The ground where Captain John Marsh and his company were ambuscaded was at and about the ferry landing on the north side of the Minnesota river, opposite the Lower Agency. From the landing on the south side two roads had been graded up the steep high bluff to the Agency buildings, and from the north landing the road stretched diagonally across the wide river bottom to the huge corrugated bluffs, two miles or more away, at Faribault's Hill. The hill was [so] named for David Faribault, a mixed-blood Sioux, and a son of old John Batiste Faribault, and who lived at the base of the hill. He and his family were made prisoners by the Indians and held during the outbreak. At Faribault's Hill the road divided, one fork leading up the hill and over the prairie to the eastward and northeast, running along the crest of the bluff to Fort Ridgely. The other followed the base of the bluff down the river. There were two or three houses between the ferry landing and the bluff, and at the landing itself was a house. All about the landing on the north side the ground of the main ambush was open; it is now covered with willows and other small growths of the nature of underbrush.

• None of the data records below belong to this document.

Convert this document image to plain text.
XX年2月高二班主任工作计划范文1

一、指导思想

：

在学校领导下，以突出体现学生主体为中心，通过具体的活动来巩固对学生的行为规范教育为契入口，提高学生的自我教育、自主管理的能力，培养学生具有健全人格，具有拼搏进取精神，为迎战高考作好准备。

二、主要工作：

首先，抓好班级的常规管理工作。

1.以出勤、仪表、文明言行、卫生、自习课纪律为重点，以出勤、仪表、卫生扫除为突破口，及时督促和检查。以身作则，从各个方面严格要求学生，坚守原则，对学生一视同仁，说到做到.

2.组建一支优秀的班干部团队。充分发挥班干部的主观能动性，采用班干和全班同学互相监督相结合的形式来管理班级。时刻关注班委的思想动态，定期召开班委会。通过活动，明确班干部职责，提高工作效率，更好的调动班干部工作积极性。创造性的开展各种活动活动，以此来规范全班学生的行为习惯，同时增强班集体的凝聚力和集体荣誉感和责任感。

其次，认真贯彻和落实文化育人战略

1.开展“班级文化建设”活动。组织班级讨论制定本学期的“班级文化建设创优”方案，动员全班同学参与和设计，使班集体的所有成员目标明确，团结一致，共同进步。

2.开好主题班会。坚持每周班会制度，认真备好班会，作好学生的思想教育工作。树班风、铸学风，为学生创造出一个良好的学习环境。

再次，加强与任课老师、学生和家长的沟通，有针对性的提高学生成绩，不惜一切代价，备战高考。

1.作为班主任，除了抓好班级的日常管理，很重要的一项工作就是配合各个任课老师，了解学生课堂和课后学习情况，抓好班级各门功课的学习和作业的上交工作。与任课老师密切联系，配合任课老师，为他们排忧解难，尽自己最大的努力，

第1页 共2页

A few rods to the northward, however, is a cultivated field.

To commemorate and identify the scene of the ambush the Minnesota Valley Historical Society has erected a substantial granite monument at the site of the old-time ferry landing, at the point, as nearly as could be determined, where Captain Marsh and his men were first fired upon. It is located on U. S. lot 3, section 5, south Birch Cooley. The site is now overgrown with small willow and other trees and the monument stands in a thicket. It is of sufficient proportions and so well set that it will endure for a century. The river frequently overflows its banks at this point, but the structure is so well placed on a secure foundation that it cannot be washed away. The inscription reads: "At and near this spot Capt. John Marsh and twenty-four men were ambushed and killed by Sioux Indians, Aug. 18, 1862. Also Peter Quinn, U. S. Interpreter."